35 Car j’ai eu faim et vous m’avez donné à manger ; j’ai eu soif et vous m’avez donné à boire ; j’étais étranger et vous m’avez recueilli ; 
36 j’étais nu et vous m’avez vêtu ; j’étais malade et vous m’avez visité ; j’étais en prison et vous êtes venus me voir. » 
37 Alors les justes lui répondront : « Seigneur, quand t’avons-nous vu avoir faim, et t’avons-nous donné à manger ? – ou avoir soif, et t’avons-nous donné à boire ? 
38 Quand t’avons-nous vu étranger, et t’avons-nous recueilli ? – ou nu, et t’avons-nous vêtu ? 
39 Quand t’avons-nous vu malade, ou en prison, et sommes-nous venus te voir ? » 
40 Et le roi leur répondra : « Amen, je vous le dis, dans la mesure où vous avez fait cela pour l’un de ces plus petits, l’un de mes frères, c’est à moi que vous l’avez fait. » 
41 Ensuite il dira à ceux qui seront à sa gauche : « Allez-vous-en loin de moi, maudits, dans le feu éternel préparé pour le diable et pour ses anges. 
42 Car j’ai eu faim, et vous ne m’avez pas donné à manger ; j’ai eu soif, et vous ne m’avez pas donné à boire. 
43 J’étais étranger, et vous ne m’avez pas recueilli ; j’étais nu, et vous ne m’avez pas vêtu ; j’étais malade et en prison, et vous ne m’avez pas visité. » 
44 Alors ils répondront, eux aussi : « Seigneur, quand t’avons-nous vu avoir faim ou soif, étranger, ou nu, ou malade, ou en prison, sans nous mettre à ton service ? 
45 Alors il leur répondra : Amen, je vous le dis, dans la mesure où vous n’avez pas fait cela pour l’un de ces plus petits, c’est à moi que vous ne l’avez pas fait. » 
46 Et ceux-ci iront au châtiment éternel, mais les justes, à la vie éternelle.

Prédication

Nous méditerons aujourd’hui le mot inscrit sur ce mur du temple : charité avec ce texte de l’évangile de Matthieu. Vous avez bien remarqué que le mot est absent de la parabole, de même que le mot amour qui a largement remplacé charité dans le langage ordinaire et en Église également. Charité n’est plus un mot du XXI° s ; déjà au siècle dernier, il avait perdu de son importance. Mais en 1907, ce n’était pas encore le cas, la charité s’épanouissait, y compris dans le protestantisme. Aujourd’hui, nous parlons d’amour, par exemple avec le merveilleux hymne de la première épitre de Paul aux Corinthiens chapitre 13, qui chante les qualités de l’amour, agapè en grec, mais pendant des siècles et jusqu’au début du XX° s, c’était l’hymne à la charité qu’on lisait dans les bibles, agapè était traduit par charité, y compris dans notre vénérable traduction d’Ostervald de 1744, ouverte aujourd’hui à la page de l’hymne.
Le mot n’a pourtant pas complètement disparu : savez-vous que le 5 septembre est la journée mondiale de la charité ?

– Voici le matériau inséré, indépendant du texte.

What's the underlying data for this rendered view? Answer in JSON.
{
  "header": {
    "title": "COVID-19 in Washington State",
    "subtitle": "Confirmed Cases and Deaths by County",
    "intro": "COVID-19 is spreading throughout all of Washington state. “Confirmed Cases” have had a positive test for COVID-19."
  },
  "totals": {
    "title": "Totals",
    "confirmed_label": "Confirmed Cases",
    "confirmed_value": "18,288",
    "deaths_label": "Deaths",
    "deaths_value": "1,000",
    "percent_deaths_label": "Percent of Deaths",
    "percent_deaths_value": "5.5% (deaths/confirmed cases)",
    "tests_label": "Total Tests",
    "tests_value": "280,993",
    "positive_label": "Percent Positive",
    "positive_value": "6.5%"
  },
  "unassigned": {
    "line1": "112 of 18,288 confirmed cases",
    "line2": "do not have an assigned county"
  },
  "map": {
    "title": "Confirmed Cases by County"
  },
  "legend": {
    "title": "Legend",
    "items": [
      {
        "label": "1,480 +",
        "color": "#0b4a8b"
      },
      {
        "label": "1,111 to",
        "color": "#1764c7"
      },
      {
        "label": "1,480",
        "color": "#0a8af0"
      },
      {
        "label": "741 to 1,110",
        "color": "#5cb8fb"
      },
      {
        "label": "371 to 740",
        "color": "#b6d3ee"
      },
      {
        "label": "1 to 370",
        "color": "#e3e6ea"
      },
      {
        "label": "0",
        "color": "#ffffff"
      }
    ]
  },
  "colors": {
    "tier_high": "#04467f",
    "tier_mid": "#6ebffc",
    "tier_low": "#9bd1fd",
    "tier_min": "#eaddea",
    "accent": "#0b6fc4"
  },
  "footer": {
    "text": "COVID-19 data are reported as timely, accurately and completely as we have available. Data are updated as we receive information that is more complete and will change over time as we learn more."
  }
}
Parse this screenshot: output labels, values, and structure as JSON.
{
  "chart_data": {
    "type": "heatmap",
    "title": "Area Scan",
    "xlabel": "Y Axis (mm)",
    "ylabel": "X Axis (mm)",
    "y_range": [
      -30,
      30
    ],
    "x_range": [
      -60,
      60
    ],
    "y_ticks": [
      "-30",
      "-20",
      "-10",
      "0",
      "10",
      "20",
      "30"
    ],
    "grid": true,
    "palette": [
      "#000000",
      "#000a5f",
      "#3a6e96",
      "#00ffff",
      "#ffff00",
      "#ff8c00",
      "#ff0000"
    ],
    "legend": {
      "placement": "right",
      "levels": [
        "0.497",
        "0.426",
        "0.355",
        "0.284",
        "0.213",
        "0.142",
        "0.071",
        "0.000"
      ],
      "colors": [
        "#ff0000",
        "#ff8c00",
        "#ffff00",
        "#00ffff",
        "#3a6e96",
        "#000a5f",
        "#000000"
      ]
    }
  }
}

Mais quel rapport avec le jour du jugement dernier ? Puisque c’est celui-ci qui est mis en scène dans la parabole de l’évangile de Matthieu, une mise en scène imposante, impressionnante. Une scène représentée sur maints tympans d’église ou de cathédrale, sur nombre de tableaux fort anciens parfois. Impressionnante car il s’agissait bien souvent de susciter une émotion et une compréhension, de saisir celui ou celle qui contemplait l’œuvre pour l’amener à la conversion mais autant par la peur que par la conscience du péché. La parabole du jugement dernier a souvent été mise au service d’une « pastorale de la peur » selon l’expression de l’historien Jean Delumeau, une véritable théologie également appuyée sur la conviction qu’au jour du jugement, il y aurait beaucoup d’appelés mais peu d’élus.
Il en reste une forme de défiance vis-à-vis de la notion de jugement dernier et même de jugement divin et vis-à-vis de la parabole, alors qu’il s’agit justement d’une parabole, pas d’une description ni d’une préfiguration d’un jour à venir. Il serait vain de chercher à tout prix à être compté parmi les moutons, il serait très orgueilleux de s’ériger soi-même en juge d’autrui pour déterminer qui serait mouton et qui serait chèvre. Un tel usage de la parabole la rabat dans la tentative de gagner la bénédiction de Dieu ou l’aplatit dans la tentation de se mettre à la place de Dieu.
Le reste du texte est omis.